O Sétimo Congresso do Comintern fez um chamado para a formação de uma Frente Unida Anti-Imperialista nas colônias e países dependentes, e organizações culturais começaram a ser formadas para apoiar esses esforços. Na Índia, a influente Progressive Writers Association (PWA) foi criada em 1936, liderada por Mulk Raj Anand, Premchand e Rabindranath Tagore, entre outras figuras proeminentes, e, em 1943, foi formada a Indian People’s Theatre Association (IPTA, na sigla em inglês). Quando os japoneses começaram a bombardear partes do leste da Índia em 1942, a Anti-Fascist Writers and Artists’ Association [Associação de Escritores e Artistas Antifascistas] foi criada em Bengala, com os comunistas bengaleses na liderança do ressurgimento do movimento cultural marxista, cuja história está documentada no livro de dois volumes Marxist Cultural Movement: Chronicles and Documents (1936-1947) [Movimento Cultural Marxista: Crônicas e Documentos], editado por Sudhi Pradhan.

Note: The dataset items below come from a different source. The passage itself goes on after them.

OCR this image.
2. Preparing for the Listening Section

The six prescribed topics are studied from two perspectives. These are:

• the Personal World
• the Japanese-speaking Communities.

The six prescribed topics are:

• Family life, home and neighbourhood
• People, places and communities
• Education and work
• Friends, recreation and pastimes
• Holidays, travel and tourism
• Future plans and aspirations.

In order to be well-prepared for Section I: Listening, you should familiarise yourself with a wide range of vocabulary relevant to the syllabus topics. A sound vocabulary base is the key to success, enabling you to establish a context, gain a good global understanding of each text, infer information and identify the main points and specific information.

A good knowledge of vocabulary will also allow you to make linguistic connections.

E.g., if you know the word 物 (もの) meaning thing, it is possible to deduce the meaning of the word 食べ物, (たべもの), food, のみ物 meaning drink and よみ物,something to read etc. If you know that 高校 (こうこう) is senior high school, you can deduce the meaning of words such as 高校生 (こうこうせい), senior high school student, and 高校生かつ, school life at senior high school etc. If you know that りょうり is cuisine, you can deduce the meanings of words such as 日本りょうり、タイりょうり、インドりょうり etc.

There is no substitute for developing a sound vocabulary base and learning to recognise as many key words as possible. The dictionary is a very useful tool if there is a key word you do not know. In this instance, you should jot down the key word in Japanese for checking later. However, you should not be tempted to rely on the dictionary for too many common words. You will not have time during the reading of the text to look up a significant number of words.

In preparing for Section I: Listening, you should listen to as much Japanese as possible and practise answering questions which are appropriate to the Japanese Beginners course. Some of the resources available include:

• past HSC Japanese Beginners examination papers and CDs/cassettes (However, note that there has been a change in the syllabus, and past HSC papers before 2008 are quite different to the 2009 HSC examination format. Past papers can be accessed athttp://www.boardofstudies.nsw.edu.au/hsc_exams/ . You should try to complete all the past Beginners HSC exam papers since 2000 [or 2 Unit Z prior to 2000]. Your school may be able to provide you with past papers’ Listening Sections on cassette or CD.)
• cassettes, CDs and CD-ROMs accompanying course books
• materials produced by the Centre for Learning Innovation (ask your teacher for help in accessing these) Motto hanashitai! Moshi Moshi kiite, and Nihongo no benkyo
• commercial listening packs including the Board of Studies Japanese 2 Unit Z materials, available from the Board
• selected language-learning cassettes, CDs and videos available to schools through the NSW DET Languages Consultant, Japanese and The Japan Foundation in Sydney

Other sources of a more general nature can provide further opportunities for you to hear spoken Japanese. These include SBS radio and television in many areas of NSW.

Conforme expresso no manifesto da PWA, essas organizações entendiam que os escritores e artistas tinham o dever de “expressar as mudanças que estavam ocorrendo na vida indiana e ajudar o espírito de progresso do país por meio do racionalismo científico”. Eles definiram como progressista “tudo o que desperta em nós um espírito crítico, que examina as instituições e os costumes à luz da razão, que ajuda a agir, a nos organizar, a transformar”. Foi nesse período de despertar cultural – quando Janah ainda era um estudante universitário – que P.C. Joshi, então Secretário Geral do Partido Comunista da Índia (PCI), que se interessou pessoalmente pela organização do trabalho cultural, o recrutou juntamente com o artista visual Chittaprosad, para se juntar às fileiras dos trabalhadores culturais.
Em 1943, tanto Janah quanto Chittaprosad foram enviados para documentar a Fome de Bengala, que ceifou a vida de três milhões de pessoas no final do brutal domínio colonial britânico. Ram Rahman, um fotógrafo indiano que passou as últimas três décadas preservando a memória da vida e do trabalho de Janah, falou comigo sobre esse período intenso de sua carreira no partido. Para Rahman, o que tornou Janah único foi o fato de ele “não ser um fotojornalista no sentido tradicional, que pode fotografar uma situação social, uma questão política ou um protesto”, mas que na verdade não faz parte da luta. Janah era “um militante, e seu trabalho fotográfico era seu trabalho político”.
Na época, o PCI tinha uma ampla circulação de jornais publicados em vários idiomas, e foi no People’s War, publicado em língua inglesa, que as fotografias de Janah encontraram seu público pela primeira vez, impressas de forma inovadora que poderiam atrair as massas camponesas, em sua maioria analfabetas. De acordo com Rahman, “às vezes você tinha uma página inteira que continha apenas fotografias com uma pequena quantidade de texto”. Essa foi a primeira vez na Índia em que as fotografias não foram impressas como pequenas imagens para fins informativos, mas com o objetivo de criar um impacto para todos, independentemente do nível de alfabetização. “Portanto, o uso da fotografia nas publicações do Partido Comunista foi de fato bastante revolucionário”, acrescentou.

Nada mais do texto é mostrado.